Esta es también una novela sobre ese inacabable diálogo con el padre que aquí se repetirá a través de los viajes por la ciudad que hace el protagonista, de su mano, a veces con resultados terribles: haber descubierto que el padre tiene una segunda familia en la calle de Dolores y que tendrá que guardar el secreto. Y es que en buena medida estamos hechos de los secretos a que nos obligan nuestros padres y de la culpa que nace con esos secretos según se desprende de esta novela. Se desprende también otra verdad: no hay familia que no sea disfuncional y no hay historia de familia que no sea la historia de sus secretos.
Es difícil saber si Pérez Gay buscaba en esta novela desentrañar los secretos familiares o si buscaba ahondar en los secretos de los políticos que transformaron el país durante el priato, o si descubrir por fin la materia que hizo de él quién es. Después de todo, esta es una novela de crecimiento. Una historia en que el niño que se convertirá en joven en los años setenta y después en adulto tratará de hallar sentido en las mudanzas (físicas y mentales) a las que lo obligaron los golpes infortunados del padre pero también el tiempo: máximo pugilista de nuestra historia.
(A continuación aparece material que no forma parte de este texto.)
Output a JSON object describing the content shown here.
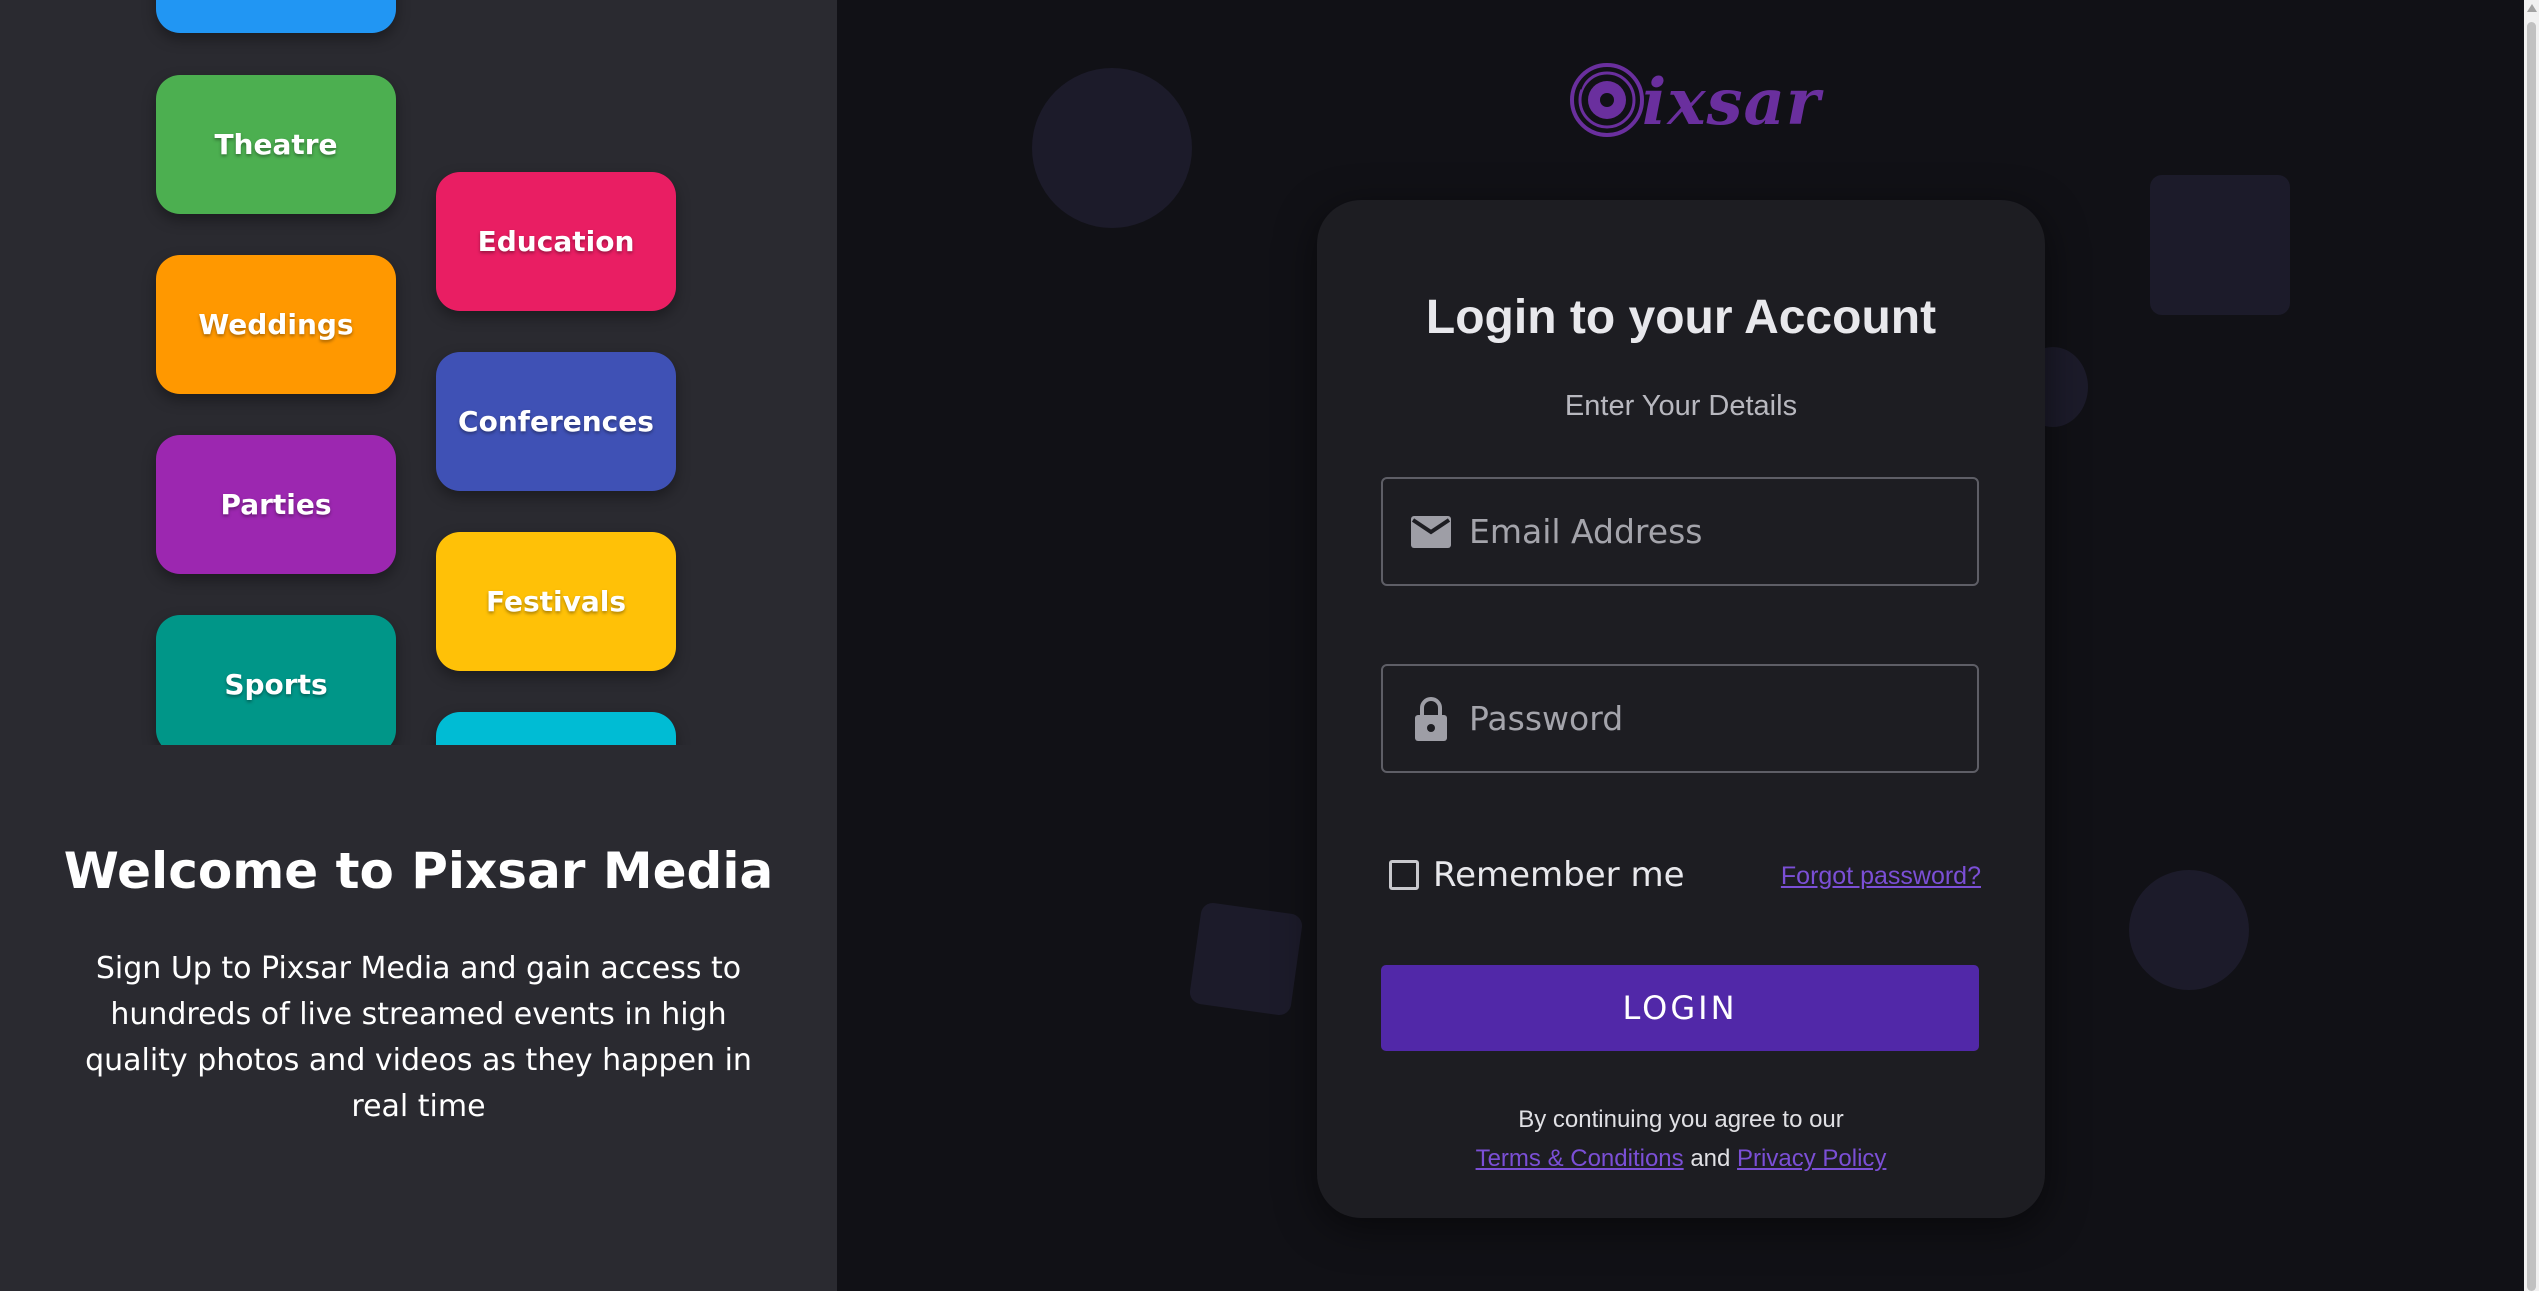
{
  "categories": {
    "col1": [
      "",
      "Theatre",
      "Weddings",
      "Parties",
      "Sports"
    ],
    "col2": [
      "Education",
      "Conferences",
      "Festivals",
      ""
    ],
    "colors": {
      "blue": "#2196f3",
      "green": "#4caf50",
      "orange": "#ff9800",
      "purple": "#9c27b0",
      "teal": "#009688",
      "pink": "#e91e63",
      "indigo": "#3f51b5",
      "amber": "#ffc107",
      "cyan": "#00bcd4"
    }
  },
  "left": {
    "welcome": "Welcome to Pixsar Media",
    "blurb": "Sign Up to Pixsar Media and gain access to hundreds of live streamed events in high quality photos and videos as they happen in real time"
  },
  "logo": {
    "text": "ixsar",
    "icon": "disc-logo-icon"
  },
  "login": {
    "title": "Login to your Account",
    "subtitle": "Enter Your Details",
    "email_placeholder": "Email Address",
    "password_placeholder": "Password",
    "remember_label": "Remember me",
    "forgot_label": "Forgot password?",
    "login_label": "LOGIN",
    "terms_prefix": "By continuing you agree to our",
    "terms_link": "Terms & Conditions",
    "and": "and",
    "privacy_link": "Privacy Policy"
  },
  "theme": {
    "accent": "#5128a8",
    "link": "#7b4fd6",
    "logo": "#6a2f9e"
  }
}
Esta es también y sobre todo una novela sobre el acto de nombrar. El protagonista suelta nombres aquí y allá, nombres que son como talismanes y como provocaciones que a algunos dirán mucho y quizás a los más jóvenes pronto ya no digan nada. José Emilio Pacheco se refiere a las alusiones perdidas como esas palabras que un día fueron todo y ya no significan nada para las futuras generaciones. Con esas palabras ya vacías de sentido con las que se va también el mundo. Pero durante esta lectura, en un intento de volver a los nombres materia incandescente, Pérez Gay los interpela como a un Lázaro a quien obligara a levantarse y andar: La Sonora Santanera, Sonia López, Neto y Titino, Marco Antonio Muñiz, Luis Arcaraz, Rosa Carmina, Olga Guillot. Nombres de futbolistas y su formación en distintos mundiales. Nombres de atletas de la Olimpiada del 68: el Tibio Muñoz, el sargento Pedraza, Enriqueta Basilio corriendo por Insurgentes y encendiendo la llama olímpica en el estadio de CU.
Dice Rafael Pérez Gay: “En algún lugar de nosotros llevamos un museo íntimo”. Este libro es la entrada gratuita a ese museo.
El fut, el box, los toros, el frontón y el hipódromo. Salvo el futbol, todos los demás deportes parecen pertenecer también a otra generación. Qué pueden decirles nombres como el Púas Olivares, Kid Azteca o el Ratón Macías. Sin embargo, cuando le preguntaron a Cortázar cuáles eran los dos grandes momentos del siglo XX que le había tocado vivir él dijo: “el nacimiento de la radio y la muerte del box”.
Dice Rafael Pérez Gay citando a Julian Barnes: “¿cuántas veces contamos la historia de nuestra vida, cuántas veces la adaptamos, la embellecemos, introducimos astutos cortes?” Y él mismo recuerda: “cuanto más se alarga la vida menos personas nos rodean para rebatir nuestro relato, para recordarnos que nuestra vida no es nuestra sino la historia que hemos contado de ella”.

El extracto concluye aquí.